- Theatrical release poster
- Directed by: Perarasu
- Written by: Perarasu
- Produced by: M. Saravanan; M. S. Guhan;
- Starring: Ajith Kumar; Sadha;
- Cinematography: S. Saravanan
- Edited by: Anthony
- Music by: Bharadwaj
- Production company: AVM Productions
- Release date: 14 April 2006;
- Running time: 153 minutes
- Country: India
- Language: Tamil

= Thirupathi (2006 Tamil film) =

Thirupathi is a 2006 Indian Tamil-language vigilante masala film written and directed by Perarasu and produced by AVM Productions. The film stars Ajith Kumar and Sadha in the lead roles, while Arun Pandian, Riyaz Khan, Sampath Raj in supporting roles.
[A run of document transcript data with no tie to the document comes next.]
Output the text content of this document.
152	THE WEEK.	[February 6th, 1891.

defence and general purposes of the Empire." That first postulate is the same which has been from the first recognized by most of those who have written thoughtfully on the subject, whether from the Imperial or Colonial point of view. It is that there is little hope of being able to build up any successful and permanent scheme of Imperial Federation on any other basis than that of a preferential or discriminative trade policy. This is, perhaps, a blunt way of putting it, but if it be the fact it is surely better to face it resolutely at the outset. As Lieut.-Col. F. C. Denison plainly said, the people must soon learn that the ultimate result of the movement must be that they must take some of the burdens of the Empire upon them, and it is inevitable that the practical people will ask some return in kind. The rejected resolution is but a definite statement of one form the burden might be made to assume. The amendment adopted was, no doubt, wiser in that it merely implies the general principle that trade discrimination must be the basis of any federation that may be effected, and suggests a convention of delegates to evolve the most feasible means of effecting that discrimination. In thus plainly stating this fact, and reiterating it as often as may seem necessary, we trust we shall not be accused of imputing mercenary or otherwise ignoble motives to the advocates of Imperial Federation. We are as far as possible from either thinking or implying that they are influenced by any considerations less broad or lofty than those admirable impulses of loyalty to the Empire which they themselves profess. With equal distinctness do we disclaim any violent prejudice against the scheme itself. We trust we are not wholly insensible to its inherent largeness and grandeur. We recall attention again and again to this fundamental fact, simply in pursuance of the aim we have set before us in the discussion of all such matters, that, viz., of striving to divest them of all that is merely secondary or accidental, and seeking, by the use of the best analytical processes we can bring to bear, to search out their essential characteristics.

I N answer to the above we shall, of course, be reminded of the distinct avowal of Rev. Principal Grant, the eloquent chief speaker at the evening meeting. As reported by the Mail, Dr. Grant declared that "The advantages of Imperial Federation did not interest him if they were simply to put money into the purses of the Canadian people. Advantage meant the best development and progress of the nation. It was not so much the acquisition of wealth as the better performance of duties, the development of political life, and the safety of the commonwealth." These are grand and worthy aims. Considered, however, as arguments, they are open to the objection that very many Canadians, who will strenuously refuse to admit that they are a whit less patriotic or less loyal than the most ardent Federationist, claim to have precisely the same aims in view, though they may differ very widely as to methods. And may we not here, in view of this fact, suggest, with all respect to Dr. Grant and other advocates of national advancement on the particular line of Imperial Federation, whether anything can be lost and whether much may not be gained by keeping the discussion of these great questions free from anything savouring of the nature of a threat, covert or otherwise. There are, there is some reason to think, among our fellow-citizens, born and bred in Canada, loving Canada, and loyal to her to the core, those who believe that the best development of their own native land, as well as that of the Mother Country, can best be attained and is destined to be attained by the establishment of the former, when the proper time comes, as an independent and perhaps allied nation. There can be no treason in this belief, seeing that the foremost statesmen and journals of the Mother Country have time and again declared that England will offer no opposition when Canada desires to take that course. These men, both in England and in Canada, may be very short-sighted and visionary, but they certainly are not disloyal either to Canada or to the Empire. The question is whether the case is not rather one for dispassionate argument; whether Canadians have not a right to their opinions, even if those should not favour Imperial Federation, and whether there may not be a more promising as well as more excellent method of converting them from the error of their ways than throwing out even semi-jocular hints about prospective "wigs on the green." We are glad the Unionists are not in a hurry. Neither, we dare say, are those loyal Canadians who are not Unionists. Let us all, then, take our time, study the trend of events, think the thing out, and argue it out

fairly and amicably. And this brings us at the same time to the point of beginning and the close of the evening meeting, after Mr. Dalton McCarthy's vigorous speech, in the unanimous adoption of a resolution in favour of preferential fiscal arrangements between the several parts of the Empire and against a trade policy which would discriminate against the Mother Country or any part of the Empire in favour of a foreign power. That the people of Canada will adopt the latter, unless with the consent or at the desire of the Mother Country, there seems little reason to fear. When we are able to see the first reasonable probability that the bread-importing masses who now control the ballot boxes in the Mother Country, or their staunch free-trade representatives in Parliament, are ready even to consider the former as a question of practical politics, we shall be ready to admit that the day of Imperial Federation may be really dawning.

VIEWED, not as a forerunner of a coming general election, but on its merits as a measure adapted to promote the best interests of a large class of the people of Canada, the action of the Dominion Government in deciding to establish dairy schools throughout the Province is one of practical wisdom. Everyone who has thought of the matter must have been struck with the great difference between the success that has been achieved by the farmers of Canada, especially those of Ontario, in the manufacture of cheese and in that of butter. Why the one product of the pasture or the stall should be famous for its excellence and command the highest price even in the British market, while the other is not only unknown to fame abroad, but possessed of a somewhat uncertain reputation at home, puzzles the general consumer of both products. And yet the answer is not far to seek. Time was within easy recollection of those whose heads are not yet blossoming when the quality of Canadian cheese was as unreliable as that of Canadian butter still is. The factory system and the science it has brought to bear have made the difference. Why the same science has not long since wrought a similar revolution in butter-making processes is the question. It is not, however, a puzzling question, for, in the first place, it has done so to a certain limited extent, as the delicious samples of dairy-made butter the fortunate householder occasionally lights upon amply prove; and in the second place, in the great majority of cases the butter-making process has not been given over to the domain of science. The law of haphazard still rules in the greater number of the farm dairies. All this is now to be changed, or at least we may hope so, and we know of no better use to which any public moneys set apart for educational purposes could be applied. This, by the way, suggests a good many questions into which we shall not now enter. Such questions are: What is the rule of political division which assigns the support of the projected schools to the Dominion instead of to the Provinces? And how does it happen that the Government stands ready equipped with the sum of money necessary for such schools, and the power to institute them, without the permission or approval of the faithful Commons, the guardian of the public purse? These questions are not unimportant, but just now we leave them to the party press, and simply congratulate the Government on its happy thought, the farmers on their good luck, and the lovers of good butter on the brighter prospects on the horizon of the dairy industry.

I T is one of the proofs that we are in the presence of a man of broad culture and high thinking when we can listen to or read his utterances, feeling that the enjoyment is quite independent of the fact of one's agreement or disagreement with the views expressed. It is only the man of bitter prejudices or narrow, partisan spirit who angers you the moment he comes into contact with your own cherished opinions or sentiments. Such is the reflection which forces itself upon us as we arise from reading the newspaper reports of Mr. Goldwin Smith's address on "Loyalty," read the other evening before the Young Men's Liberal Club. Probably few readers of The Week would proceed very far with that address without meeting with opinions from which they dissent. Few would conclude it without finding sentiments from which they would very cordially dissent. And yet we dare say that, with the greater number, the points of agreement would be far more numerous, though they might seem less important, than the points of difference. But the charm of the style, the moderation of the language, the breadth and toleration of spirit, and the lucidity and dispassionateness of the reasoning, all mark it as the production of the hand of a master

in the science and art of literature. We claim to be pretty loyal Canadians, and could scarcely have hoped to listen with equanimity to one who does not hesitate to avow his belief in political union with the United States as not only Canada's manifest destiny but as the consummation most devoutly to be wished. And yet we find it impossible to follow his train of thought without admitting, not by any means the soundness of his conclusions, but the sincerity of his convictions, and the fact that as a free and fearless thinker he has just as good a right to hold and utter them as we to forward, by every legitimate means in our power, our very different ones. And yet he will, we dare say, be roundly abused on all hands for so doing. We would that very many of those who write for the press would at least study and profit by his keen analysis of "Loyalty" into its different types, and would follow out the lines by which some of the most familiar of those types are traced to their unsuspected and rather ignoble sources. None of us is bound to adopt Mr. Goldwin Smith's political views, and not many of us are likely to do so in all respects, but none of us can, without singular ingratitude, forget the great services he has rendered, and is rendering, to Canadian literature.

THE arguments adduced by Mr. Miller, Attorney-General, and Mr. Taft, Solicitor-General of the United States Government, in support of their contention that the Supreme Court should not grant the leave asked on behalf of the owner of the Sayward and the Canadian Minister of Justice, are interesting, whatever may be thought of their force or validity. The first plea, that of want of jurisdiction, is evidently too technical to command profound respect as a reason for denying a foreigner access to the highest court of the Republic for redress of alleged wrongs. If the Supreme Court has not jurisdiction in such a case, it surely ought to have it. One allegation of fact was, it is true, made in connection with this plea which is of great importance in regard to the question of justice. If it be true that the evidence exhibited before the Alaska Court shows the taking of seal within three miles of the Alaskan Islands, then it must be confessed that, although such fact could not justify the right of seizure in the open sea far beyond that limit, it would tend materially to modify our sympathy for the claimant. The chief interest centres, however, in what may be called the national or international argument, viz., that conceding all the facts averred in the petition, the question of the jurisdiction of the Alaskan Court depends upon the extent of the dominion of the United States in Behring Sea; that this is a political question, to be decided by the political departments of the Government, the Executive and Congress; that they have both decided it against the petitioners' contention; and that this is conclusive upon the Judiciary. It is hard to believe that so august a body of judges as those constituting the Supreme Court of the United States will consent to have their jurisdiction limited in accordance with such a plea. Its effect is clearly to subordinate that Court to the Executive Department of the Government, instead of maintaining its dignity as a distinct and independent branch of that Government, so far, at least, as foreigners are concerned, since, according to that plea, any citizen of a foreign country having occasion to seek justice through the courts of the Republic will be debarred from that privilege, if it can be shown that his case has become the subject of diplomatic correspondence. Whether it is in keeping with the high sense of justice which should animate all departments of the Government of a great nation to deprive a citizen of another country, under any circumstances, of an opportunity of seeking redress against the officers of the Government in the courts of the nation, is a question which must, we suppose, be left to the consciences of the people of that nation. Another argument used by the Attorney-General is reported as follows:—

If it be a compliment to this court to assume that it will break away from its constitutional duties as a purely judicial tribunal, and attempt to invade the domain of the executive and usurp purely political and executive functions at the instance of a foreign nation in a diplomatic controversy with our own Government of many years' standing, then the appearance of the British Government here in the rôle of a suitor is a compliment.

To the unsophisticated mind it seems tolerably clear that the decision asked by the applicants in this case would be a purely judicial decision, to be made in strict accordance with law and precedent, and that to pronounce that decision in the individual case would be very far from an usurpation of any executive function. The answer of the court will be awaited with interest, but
Thirupathi was released on 14 April 2006. The film was not well received by critics, but Perarasu won the Tamil Nadu State Film Award for Best Story Writer.

== Plot ==

Thirupathi's pregnant sister dies due to negligence by a corrupt doctor, who turns out to be Thirupathi's best friend Soori's brother. Soori decides to protect his brother from Thirupathi, who sets out to nab Soori's brother to avenge his sister's death.

== Production ==
During the making of Sivakasi, Perarasu was approached by AVM Productions to make a film with Ajith Kumar in the lead role. The director immediately accepted the offer and told the film's story to the producer during the meeting. The film was announced publicly two days later. The film was launched officially on 15 September 2005 with Vijay attending the opening ceremony. This was AVM's 167th film as producer.

== Soundtrack ==
The music was composed by Bharadwaj. The audio was launched on 14 March 2006 at AVM Studios.

Track listing
| No. | Title | Singer(s) | Length |
|---|---|---|---|
| 1. | "Aathadi Aathadi" | KK, Mathangi Jagdish | 5:01 |
| 2. | "Thirupathi Vantha" | Shankar Mahadevan | 4:46 |
| 3. | "Keerai Vedhaippom" | Pushpavanam Kuppusamy, Reshmi | 5:13 |
| 4. | "Yenaiye Yenaku" | Vijay Yesudas | 3:55 |
| 5. | "Sollavum Mudiyala" | Harish Raghavendra, Swarnalatha | 5:20 |
| 6. | "Pudhu Veedu" | Anuradha Sriram, Tippu | 5:04 |
| Total length: |  |  | 29:19 |

== Release and reception ==
The satellite rights of the film were sold to Kalaignar TV. Sify wrote, "Perarasu and his Tirupati brings nothing new to the table, as even the dialogues, song picturisation and presentation is a continuation of his earlier two films. Sadly, we expected more from his combination with Ajit but the director seems to be obsessed with his do-gooder, larger-than-life hero with a heart of gold who tries to reform the society in his own unique way!". Malini Mannath of Chennai Online wrote "It's yet again about the sister, the mother and a few more sentiments added to it. The audience may get fed up of this repeated scenario being flogged to death. But the director's fascination for his dream subject seems not to allow him to look elsewhere for different material!". Lajjavathi of Kalki wrote the film has influence of Sivakasi may have been avoided. In any case, one thing is true Thirupathi will be a turn for Ajith.